Pak Ghozali, atau yang pengen gaul jadi panggilannya Pak Oza. Orangnya asik, meskipun sudah lumayan berumur dan punya anak. Yaa gitu, kalo kerja disini, gapeduli umur berapa, jiwa tetep muda.
"Cha, ngapain bengong?" Aku menoleh dan melihat Firi sudah menjulang di hadapanku, iyaa aku belom bilang ya?

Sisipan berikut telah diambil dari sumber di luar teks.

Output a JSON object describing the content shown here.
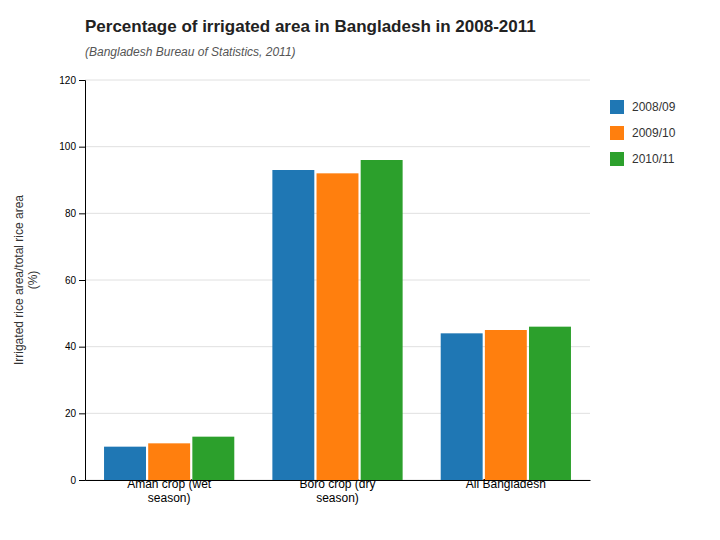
{
  "chart_data": {
    "type": "bar",
    "title": "Percentage of irrigated area in Bangladesh in 2008-2011",
    "subtitle": "(Bangladesh Bureau of Statistics, 2011)",
    "ylabel": "Irrigated rice area/total rice area\n(%)",
    "categories": [
      "Aman crop (wet\nseason)",
      "Boro crop (dry\nseason)",
      "All Bangladesh"
    ],
    "series": [
      {
        "name": "2008/09",
        "values": [
          10,
          93,
          44
        ]
      },
      {
        "name": "2009/10",
        "values": [
          11,
          92,
          45
        ]
      },
      {
        "name": "2010/11",
        "values": [
          13,
          96,
          46
        ]
      }
    ],
    "ylim": [
      0,
      120
    ],
    "yticks": [
      0,
      20,
      40,
      60,
      80,
      100,
      120
    ],
    "grid": true,
    "legend": "right"
  }
}
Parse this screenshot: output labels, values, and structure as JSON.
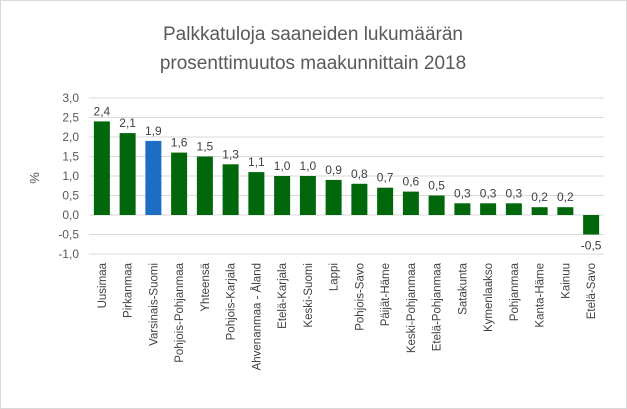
{
  "chart_data": {
    "type": "bar",
    "title": [
      "Palkkatuloja saaneiden lukumäärän",
      "prosenttimuutos maakunnittain 2018"
    ],
    "xlabel": "",
    "ylabel": "%",
    "ylim": [
      -1.0,
      3.0
    ],
    "yticks": [
      3.0,
      2.5,
      2.0,
      1.5,
      1.0,
      0.5,
      0.0,
      -0.5,
      -1.0
    ],
    "ytick_labels": [
      "3,0",
      "2,5",
      "2,0",
      "1,5",
      "1,0",
      "0,5",
      "0,0",
      "-0,5",
      "-1,0"
    ],
    "grid": true,
    "legend": "none",
    "categories": [
      "Uusimaa",
      "Pirkanmaa",
      "Varsinais-Suomi",
      "Pohjois-Pohjanmaa",
      "Yhteensä",
      "Pohjois-Karjala",
      "Ahvenanmaa - Åland",
      "Etelä-Karjala",
      "Keski-Suomi",
      "Lappi",
      "Pohjois-Savo",
      "Päijät-Häme",
      "Keski-Pohjanmaa",
      "Etelä-Pohjanmaa",
      "Satakunta",
      "Kymenlaakso",
      "Pohjanmaa",
      "Kanta-Häme",
      "Kainuu",
      "Etelä-Savo"
    ],
    "values": [
      2.4,
      2.1,
      1.9,
      1.6,
      1.5,
      1.3,
      1.1,
      1.0,
      1.0,
      0.9,
      0.8,
      0.7,
      0.6,
      0.5,
      0.3,
      0.3,
      0.3,
      0.2,
      0.2,
      -0.5
    ],
    "data_labels": [
      "2,4",
      "2,1",
      "1,9",
      "1,6",
      "1,5",
      "1,3",
      "1,1",
      "1,0",
      "1,0",
      "0,9",
      "0,8",
      "0,7",
      "0,6",
      "0,5",
      "0,3",
      "0,3",
      "0,3",
      "0,2",
      "0,2",
      "-0,5"
    ],
    "bar_colors": [
      "#00680a",
      "#00680a",
      "#1e6dc4",
      "#00680a",
      "#00680a",
      "#00680a",
      "#00680a",
      "#00680a",
      "#00680a",
      "#00680a",
      "#00680a",
      "#00680a",
      "#00680a",
      "#00680a",
      "#00680a",
      "#00680a",
      "#00680a",
      "#00680a",
      "#00680a",
      "#00680a"
    ],
    "colors": {
      "default": "#00680a",
      "highlight": "#1e6dc4",
      "grid": "#d9d9d9",
      "text": "#595959"
    }
  }
}
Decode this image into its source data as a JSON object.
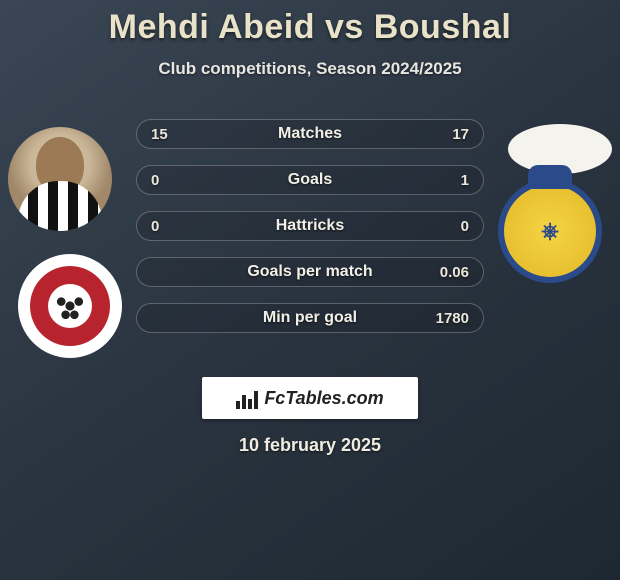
{
  "title": {
    "player1": "Mehdi Abeid",
    "vs": "vs",
    "player2": "Boushal",
    "color": "#e8e2c8",
    "fontsize": 34
  },
  "subtitle": "Club competitions, Season 2024/2025",
  "stats": {
    "type": "comparison-table",
    "row_bg": "rgba(0,0,0,0.12)",
    "row_border": "rgba(255,255,255,0.25)",
    "text_color": "#eae6da",
    "rows": [
      {
        "label": "Matches",
        "left": "15",
        "right": "17"
      },
      {
        "label": "Goals",
        "left": "0",
        "right": "1"
      },
      {
        "label": "Hattricks",
        "left": "0",
        "right": "0"
      },
      {
        "label": "Goals per match",
        "left": "",
        "right": "0.06"
      },
      {
        "label": "Min per goal",
        "left": "",
        "right": "1780"
      }
    ]
  },
  "left_club": {
    "bg": "#ffffff",
    "inner": "#b8242e"
  },
  "right_club": {
    "bg": "#f4d444",
    "border": "#2a4a8a"
  },
  "brand": "FcTables.com",
  "date": "10 february 2025",
  "background_gradient": [
    "#3a4654",
    "#2a3440",
    "#1e2832"
  ]
}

Ini orang tinggi banget, kayanya hamir 190cm deh, padahal aku itungannya tinggi loh, tinggi aku 168, fyi.
"Ga ngapa-ngapain, Pak." Kataku.
"Temenin yuk, tadi Pak Oza udah ngajak ke ruangannya."
Aku mengangguk, lalu mengganti sendalku dengan high hells yang di wajibkan untuk karyawati hotel ini, minimal 7 cm. Yaa baguslah, biar aku ga kebanting-banting amat kalo jalan sama Firi.
Beda kalo sama Ello, tinggi kita sepantaran, jadi kalo sama Ello aku gaboleh pake yang tinggi-tinggi. Haha!
"Kenapa dah senyum-senyum gitu? Ga ngeri kesambet lo?" Tanya Firi.
"Gapapa, Pak. Ayo!" Kataku.
Kami ke lantai dua, turun ke ruangan Pak Oza. Begitu sampai, Pak Oza malah keliatannya mau pergi.
"Eh Firi, baru saya mau nyuru Naya bilang kamu kalo kita di executive office aja." Ye sesebapak, tau gitukan kita gausah turun, wong executive office ada di lantai 3.
Lalu bersama-sama kami pun naik ke lantai tiga. Asli, ini meeting tersantai yang pernah kulakukan, Firi sama Pak Oza sambil rokokan, topik yang dibahas di bawa nyantai kaya lagi ngobrolin jaketnya Melania Trump. Pake ketawa-tawa, tapi kelar. Yaa kelar, catatanku sudah penuh dan kami sudah sepakat sama hasilnya. Gilee bener dah dua orang ini.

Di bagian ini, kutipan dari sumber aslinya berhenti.